= Samuel Fancourt =

Samuel Fancourt (1678–1768) was a dissenting minister and projector of circulating libraries. He is said to have been a native of Hungerford, in Berkshire, England.

==Dissenting minister==
Fancourt wrote that one of 'the four London ministers' was his tutor, and another his predecessor at the place from which he removed to Salisbury. This probably indicates that he was trained for the ministry by Benjamin Robinson at Hungerford, and succeeded Jeremiah Smith as pastor at Andover. Robinson and Smith were two of the four ministers who led the subscribing party at the Salters' Hall conference of 1719. From 1718 to 1730 Fancourt was minister and tutor in Salisbury. On the occasion of the controversy which arose in consequence of the proceedings at the Salters' Hall conference of London ministers in February 1719, he wrote two tracts on the side of the dogmatists. Some years later he involved himself in a controversy about free will and predestination, and left Salisbury for London. While the Oxford Dictionary of National Biography states that he left because of theological controversy, an autobiographical letter claims that he only left because of financial pressure.

==The circulating library in Crane Court==
After leaving Salisbury Fancourt went to London and there established what was said, about forty years afterwards, to have been the first circulating library. A library conducted by him, in which the subscription was a guinea per annum, was dissolved at Michaelmas 1745, and he then carried out a new plan.
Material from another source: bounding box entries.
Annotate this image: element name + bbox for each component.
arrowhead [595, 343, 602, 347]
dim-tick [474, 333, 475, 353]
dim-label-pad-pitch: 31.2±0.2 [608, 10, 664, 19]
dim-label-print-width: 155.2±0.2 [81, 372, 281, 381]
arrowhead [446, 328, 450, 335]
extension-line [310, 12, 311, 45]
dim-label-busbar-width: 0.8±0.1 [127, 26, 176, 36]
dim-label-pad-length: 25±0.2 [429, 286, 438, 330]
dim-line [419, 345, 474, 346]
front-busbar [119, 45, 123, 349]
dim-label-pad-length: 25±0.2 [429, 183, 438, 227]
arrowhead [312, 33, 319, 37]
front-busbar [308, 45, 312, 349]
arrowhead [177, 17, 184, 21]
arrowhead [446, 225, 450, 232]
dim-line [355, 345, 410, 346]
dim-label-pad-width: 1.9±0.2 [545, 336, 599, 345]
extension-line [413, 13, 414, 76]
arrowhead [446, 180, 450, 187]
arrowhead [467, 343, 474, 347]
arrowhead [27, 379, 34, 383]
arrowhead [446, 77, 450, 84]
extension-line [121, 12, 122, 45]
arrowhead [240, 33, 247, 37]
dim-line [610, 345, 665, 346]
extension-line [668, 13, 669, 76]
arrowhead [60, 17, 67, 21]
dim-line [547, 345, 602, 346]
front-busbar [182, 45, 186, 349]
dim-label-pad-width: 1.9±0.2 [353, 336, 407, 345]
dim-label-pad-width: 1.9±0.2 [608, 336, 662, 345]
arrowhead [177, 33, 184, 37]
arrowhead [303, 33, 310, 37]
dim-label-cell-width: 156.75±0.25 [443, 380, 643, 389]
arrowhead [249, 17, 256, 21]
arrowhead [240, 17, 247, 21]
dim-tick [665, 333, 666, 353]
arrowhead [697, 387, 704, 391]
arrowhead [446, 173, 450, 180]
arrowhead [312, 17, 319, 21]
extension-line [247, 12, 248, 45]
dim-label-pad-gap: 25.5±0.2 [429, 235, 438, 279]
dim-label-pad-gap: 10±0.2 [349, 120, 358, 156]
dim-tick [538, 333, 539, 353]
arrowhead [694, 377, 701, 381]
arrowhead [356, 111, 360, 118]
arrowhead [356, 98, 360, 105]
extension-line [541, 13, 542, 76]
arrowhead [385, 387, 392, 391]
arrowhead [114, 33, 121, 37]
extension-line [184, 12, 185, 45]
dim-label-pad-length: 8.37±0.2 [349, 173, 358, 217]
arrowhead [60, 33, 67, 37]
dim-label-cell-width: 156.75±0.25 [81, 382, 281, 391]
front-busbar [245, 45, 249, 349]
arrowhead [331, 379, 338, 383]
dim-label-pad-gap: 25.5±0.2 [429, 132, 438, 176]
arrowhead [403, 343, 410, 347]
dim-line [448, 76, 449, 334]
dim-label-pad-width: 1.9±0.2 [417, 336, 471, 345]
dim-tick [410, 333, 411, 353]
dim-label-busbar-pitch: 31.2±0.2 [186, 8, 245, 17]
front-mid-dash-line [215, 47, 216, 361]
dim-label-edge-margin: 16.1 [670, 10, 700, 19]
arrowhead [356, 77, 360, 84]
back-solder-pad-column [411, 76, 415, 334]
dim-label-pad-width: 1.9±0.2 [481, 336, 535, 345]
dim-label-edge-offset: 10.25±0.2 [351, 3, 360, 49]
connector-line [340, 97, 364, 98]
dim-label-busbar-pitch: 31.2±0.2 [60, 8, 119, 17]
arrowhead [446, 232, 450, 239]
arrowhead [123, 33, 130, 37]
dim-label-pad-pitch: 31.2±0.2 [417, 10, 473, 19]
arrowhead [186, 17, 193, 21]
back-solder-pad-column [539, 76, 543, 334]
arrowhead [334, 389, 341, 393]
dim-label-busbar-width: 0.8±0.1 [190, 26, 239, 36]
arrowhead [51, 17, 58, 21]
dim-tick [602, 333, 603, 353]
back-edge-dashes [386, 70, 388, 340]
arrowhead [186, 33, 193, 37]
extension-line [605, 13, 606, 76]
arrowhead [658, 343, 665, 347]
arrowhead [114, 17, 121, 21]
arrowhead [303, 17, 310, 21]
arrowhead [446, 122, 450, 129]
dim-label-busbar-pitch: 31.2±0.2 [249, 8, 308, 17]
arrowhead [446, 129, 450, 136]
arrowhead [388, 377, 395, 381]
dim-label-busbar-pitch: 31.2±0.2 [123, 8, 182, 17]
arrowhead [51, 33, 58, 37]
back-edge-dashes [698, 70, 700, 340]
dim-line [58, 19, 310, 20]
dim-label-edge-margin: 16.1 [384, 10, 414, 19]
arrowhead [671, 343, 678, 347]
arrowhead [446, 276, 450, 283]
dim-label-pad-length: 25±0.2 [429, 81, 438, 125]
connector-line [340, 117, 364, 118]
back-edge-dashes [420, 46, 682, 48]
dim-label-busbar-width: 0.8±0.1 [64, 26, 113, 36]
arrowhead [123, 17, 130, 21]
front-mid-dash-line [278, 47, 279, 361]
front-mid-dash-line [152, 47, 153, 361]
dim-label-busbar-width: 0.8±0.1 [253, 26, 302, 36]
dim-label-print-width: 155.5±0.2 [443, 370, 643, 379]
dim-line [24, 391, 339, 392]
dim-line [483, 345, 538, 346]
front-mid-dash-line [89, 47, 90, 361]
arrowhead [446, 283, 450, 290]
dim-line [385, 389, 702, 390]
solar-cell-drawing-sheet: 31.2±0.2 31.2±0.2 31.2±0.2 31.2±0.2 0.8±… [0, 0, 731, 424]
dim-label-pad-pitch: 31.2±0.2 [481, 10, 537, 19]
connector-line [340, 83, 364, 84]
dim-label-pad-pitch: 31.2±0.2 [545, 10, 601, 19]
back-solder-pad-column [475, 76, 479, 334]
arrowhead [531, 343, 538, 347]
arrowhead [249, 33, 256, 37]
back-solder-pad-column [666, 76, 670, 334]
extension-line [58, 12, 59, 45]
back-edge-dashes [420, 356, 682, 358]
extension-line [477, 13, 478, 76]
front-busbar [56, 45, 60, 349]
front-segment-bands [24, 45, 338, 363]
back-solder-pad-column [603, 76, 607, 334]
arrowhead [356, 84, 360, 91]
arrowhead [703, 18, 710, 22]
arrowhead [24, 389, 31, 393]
This plan is described in the 'Alphabetical Catalogue of Books and Pamphlets belonging to the Circulating Library in Crane Court' (Fleet Street), 2 vols. 8vo, 1748, which he issued in parts between 1746 and 1748. According to this scheme for 'The Gentlemen and Ladies' Growing and Circulating Library,’ anyone might become a proprietor by an initial payment of a guinea and a quarterly payment of a shilling. The proprietors were to choose trustees in whom the library was to be vested, Fancourt himself being appointed librarian during good behaviour. Each proprietor was to be allowed to take out one volume and one pamphlet at a time. 'He may keep them a reasonable time according to their bigness; but if they are not wanted by others he may keep them as long as he has a mind.'

The library contained two or three thousand bound volumes and about the same number of pamphlets; from a third to a half of the books and pamphlets consisted of theology and ecclesiastical history and controversy, and only about a tenth of it was 'light' literature. The house in Crane Court in which it was placed was close to the quarters of the Royal Society, and either it or the house next to it was eventually taken by that society for an enlargement of its own library. Dr. Cromwell Mortimer, second secretary to the society, was a persistent enemy of the circulating library till his death in 1752. At some period later than 1755 Fancourt left Crane Court, and, after several changes, moved his library to 'the corner of one of the streets in the Strand,’ where his various schemes finally broke down. The library was taken by his creditors, and he retired to Hoxton Square, where he was supported by some of the dissenting ministers, till he died at the age of ninety, on 8 June 1768. In the Crane Court library catalogue he offered for twelve guineas to teach 'any one of a common capacity and diligence' to read, write, and speak Latin with fluency in a year, by giving them five or six hours' tuition a week.

==Works==
The following is a list of Fancourt's various writings, which are all, except the ninth and the last, enumerated with long titles and extracts in the Crane Court Catalogue (vol. i. pamphlets, pp. 11, 24, 27, 166–70):
- 1. 'Sermon at the Funeral of Mr. John Terry,’ 1720.
- 2. 'Essay concerning Certainty and Infallibility, or Reflections on "The Nature and Consequences of Enthusiasm",’ 1720.
- 3. 'Enthusiasm Retorted, or Remarks on Mr. Morgan's Second Letter to the Four London Ministers,’ 1722.
- 4. 'Greatness of the Divine Love,’ a sermon.
- 5. 'Greatness of the Divine Love Vindicated,’ 2nd edit. 1727.
- 6. 'Appendix to the "Greatness &c., Vindicated",’ 1729.
- 7. 'Essay concerning Liberty, Grace, and Prescience,’ 1729.
- 8. 'Apology, or Letter to a Friend setting forth the occasion, &c., of the Present Controversy' (between Fancourt, the Rev. Anthony Bliss and the Rev. John Norman), 2nd edit. 1730.
- 9. 'What will be must be, or Future contingencies no contingencies, in a Letter to the Rev. John Norman,’ Salisbury, 1730.
- 10. 'Appendix to a Letter to the Rev. Mr. Norman,’ 3rd edit. 1732.
- 11. 'Greatness of the Divine Love further Vindicated in Reply to Mr. Millar's "Principles of the Reformed Churches",’ 1732.
- 12. 'Free Agency of Accountable Creatures,’ 1733.
- 13. 'Nature and Expediency of the Gospel Revelation and of a Public Ministry,’ a sermon with appendices, 1733.
- 14. 'Union and Zeal among Protestants,’ 2nd edit. 1745.
- 15. 'Seasonable Discourse on a Slavish Fear of Man and a Holy Trust in God, suited to the Alarms and Danger of the Present Time.'
- 16. 'Nature and Advantage of a Good Education, a Sermon preached in St. Thomas's, for the benefit of the Charity School in Gravel Lane, Southwark,’ 1746.
- 17. 'The Narrative,’ London, 1747.